When Editorials Read Like A MAIG Press Release

The Stamford Advocate ran an editorial yesterday that could have been a press release from Mayor Bloomberg’s Illegal Mayors. For all I know, it was.

The editorial entitled “More guns arrive and the bullets fly” seems to be in response to the news that firearms manufacturers lead by Connecticut’s Sturm, Ruger were having record sales.

It is the incredibly permissive gun laws in this country that allow millions of new guns to be purchased in the United States each year. And it is the incredibly permissive gun laws in this country that abet the illegal flow of many of those guns into American cities that do not want them, that are trying to keep them out.

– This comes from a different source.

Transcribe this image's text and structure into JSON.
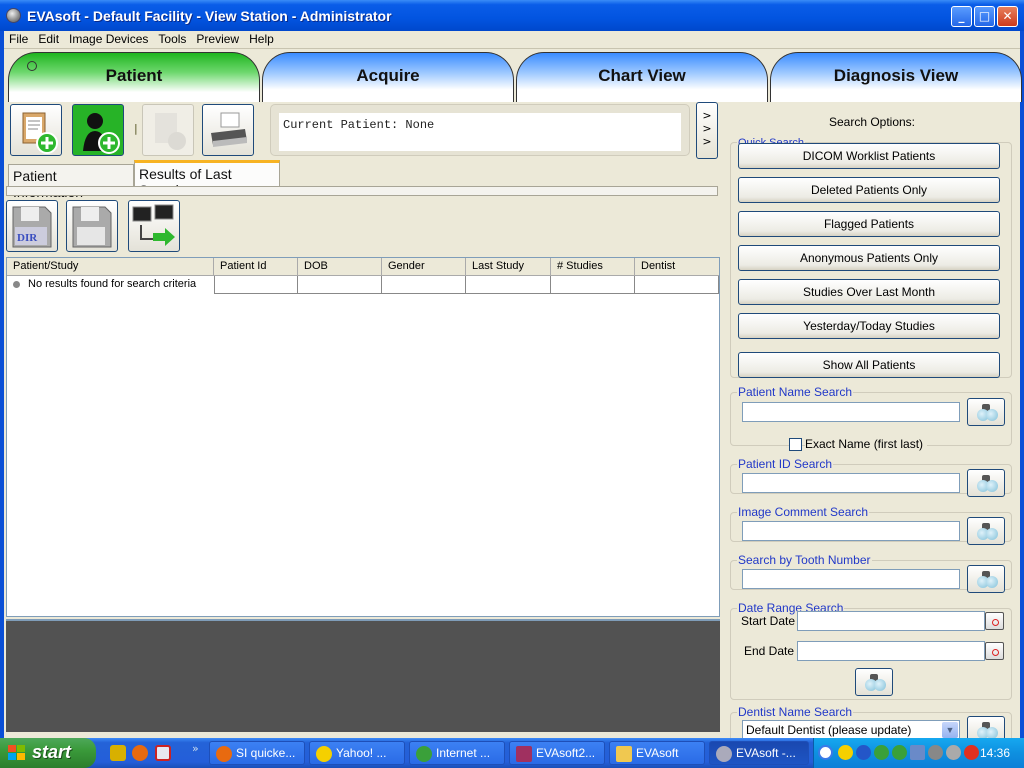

While they acknowledge the Second Amendment exists, they still cling to the collective-right interpretation despite the Supreme Court’s rulings in D.C. v. Heller and McDonald v. Chicago which affirmed that the Second Amendment protects an individual right.

In the years since that was passed, courts have made many precedent-setting decisions that have expanded gun rights. But how did “A well regulated militia” come to mean “everyone can build a private arsenal big enough to invade a mid-sized nation”?

They then move on to suggest that there should be restrictions on how many firearms a person should be allowed to own. Of course, they call it coming to “our senses” and “reasonable limits” which they never define. This, they say, would prevent criminals and street gangs from obtaining weapons with which to kill cops and kids or something like that.

They conclude their press release editorial by stating:

It is the legal gun trade that supplies the illegal gun trade. Until we place some sensible limits on the first, ones in keeping with the spirit of a “well regulated militia,” we will never begin to get a handle on the second. And law-abiding citizens’ best defense against bullets flying into their homes and into their bodies will continue to be sheer luck.

Of course this is a ludicrous claim and one for which the editorial board of the Stamford Advocate should be ashamed. However, in the rarefied and elite world of Stamford, shame is an antiquated concept suitable only for the little people.